The Food and Drug Administration Dec. 9 amended its emergency use authorization (EUA) for the Pfizer COVID-19 vaccine to include a booster shot for 16- and 17-year-old individuals at least six months after completing their primary dose series.
While the EUA for the Pfizer primary dose series included individuals 16 and older, the agency previously authorized Pfizer booster shots only for people ages 18 and older. FDA concluded the effectiveness data for individuals 18 and older support extending the eligible booster age population to those as young as 16.
As of Dec. 13, 60.8 percent of Americans are fully vaccinated and 26.6 percent of those fully vaccinated have received a booster dose. A study published Dec. 10 in Morbidity and Mortality Weekly Report shows that, from Aug. 13 to Nov. 19, 44.1 percent of eligible people ages 65 and older received an additional primary dose or booster dose.
CDC Tool Helps Health Care Facilities Plan Vaccination Clinics
CDC’s new COVID-Vac Tool helps health care providers anticipate scheduling needs for and efficiently run large-scale vaccination clinics. The downloadable Excel spreadsheet prompts users to enter staffing availability and clinic arrival rate for a 12-hour shift. Then, it calculates the optimal placement of staff at seven clinic stations and estimates the average and maximum time individuals spend at the vaccination site and the number of individuals at the vaccination site and at each station.
FDA Authorizes Monoclonal Antibodies for Pre-Exposure Prevention
FDA Dec. 8 issued an EUA for AstraZeneca’s Evusheld (the monoclonal antibody tixagevimab co-packaged and administered with cilgavimab) for the pre-exposure prevention of COVID-19 in certain individuals.
The EUA covers adults, as well as children ages 12 and older weighing at least 40 kilograms (about 88 pounds), who are immunocompromised due to a medical condition or immunosuppressive medications or who have a history of severe adverse reactions to COVID-19 vaccines or their components. Individuals must not have been infected with or exposed to SARS-CoV-2.

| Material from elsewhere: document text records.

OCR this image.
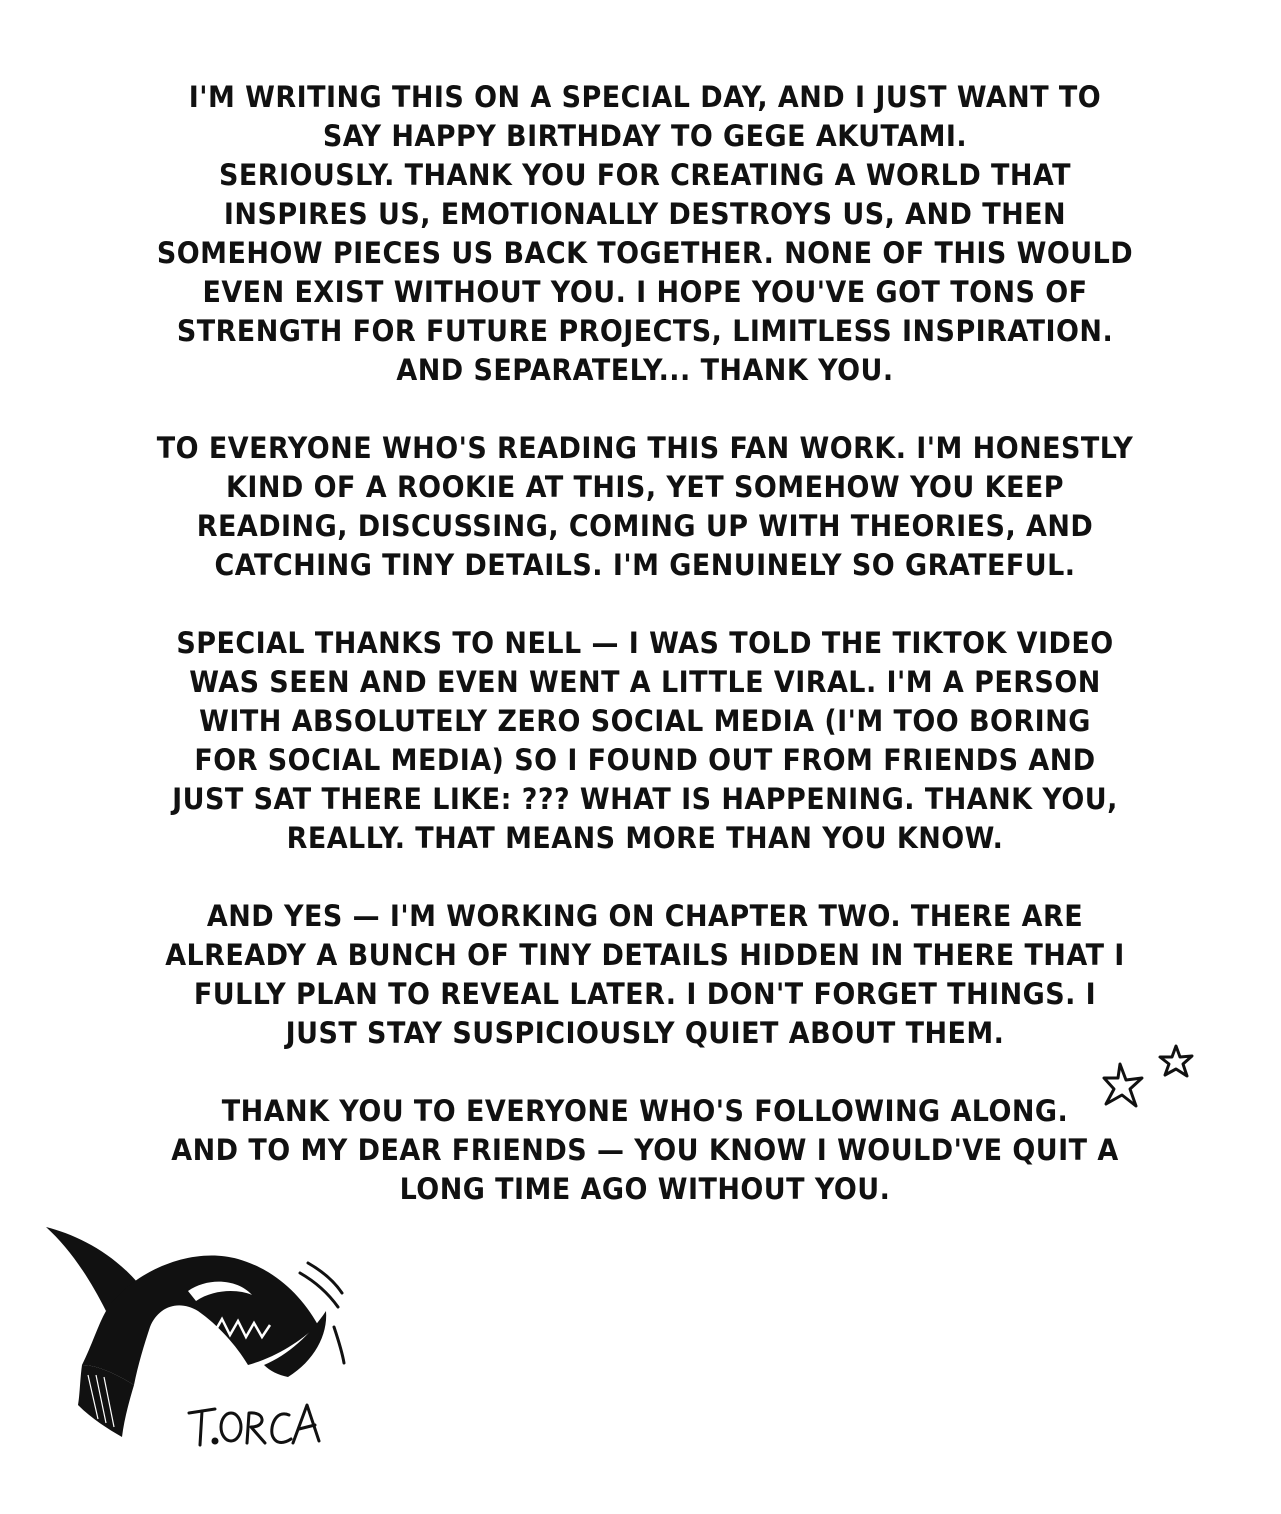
I'M WRITING THIS ON A SPECIAL DAY, AND I JUST WANT TO
SAY HAPPY BIRTHDAY TO GEGE AKUTAMI.
SERIOUSLY. THANK YOU FOR CREATING A WORLD THAT
INSPIRES US, EMOTIONALLY DESTROYS US, AND THEN
SOMEHOW PIECES US BACK TOGETHER. NONE OF THIS WOULD
EVEN EXIST WITHOUT YOU. I HOPE YOU'VE GOT TONS OF
STRENGTH FOR FUTURE PROJECTS, LIMITLESS INSPIRATION.
AND SEPARATELY... THANK YOU.
TO EVERYONE WHO'S READING THIS FAN WORK. I'M HONESTLY
KIND OF A ROOKIE AT THIS, YET SOMEHOW YOU KEEP
READING, DISCUSSING, COMING UP WITH THEORIES, AND
CATCHING TINY DETAILS. I'M GENUINELY SO GRATEFUL.
SPECIAL THANKS TO NELL — I WAS TOLD THE TIKTOK VIDEO
WAS SEEN AND EVEN WENT A LITTLE VIRAL. I'M A PERSON
WITH ABSOLUTELY ZERO SOCIAL MEDIA (I'M TOO BORING
FOR SOCIAL MEDIA) SO I FOUND OUT FROM FRIENDS AND
JUST SAT THERE LIKE: ??? WHAT IS HAPPENING. THANK YOU,
REALLY. THAT MEANS MORE THAN YOU KNOW.
AND YES — I'M WORKING ON CHAPTER TWO. THERE ARE
ALREADY A BUNCH OF TINY DETAILS HIDDEN IN THERE THAT I
FULLY PLAN TO REVEAL LATER. I DON'T FORGET THINGS. I
JUST STAY SUSPICIOUSLY QUIET ABOUT THEM.
THANK YOU TO EVERYONE WHO'S FOLLOWING ALONG.
AND TO MY DEAR FRIENDS — YOU KNOW I WOULD'VE QUIT A
LONG TIME AGO WITHOUT YOU.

One dose of Evusheld, administered as two separate consecutive intramuscular injections (one injection per monoclonal antibody, given in immediate succession), might be effective for pre-exposure prevention for six months. In the primary analysis of a double-blind, placebo-controlled clinical trial, Evusheld recipients saw a 77 percent reduced risk of developing COVID-19 compared with those who received a placebo.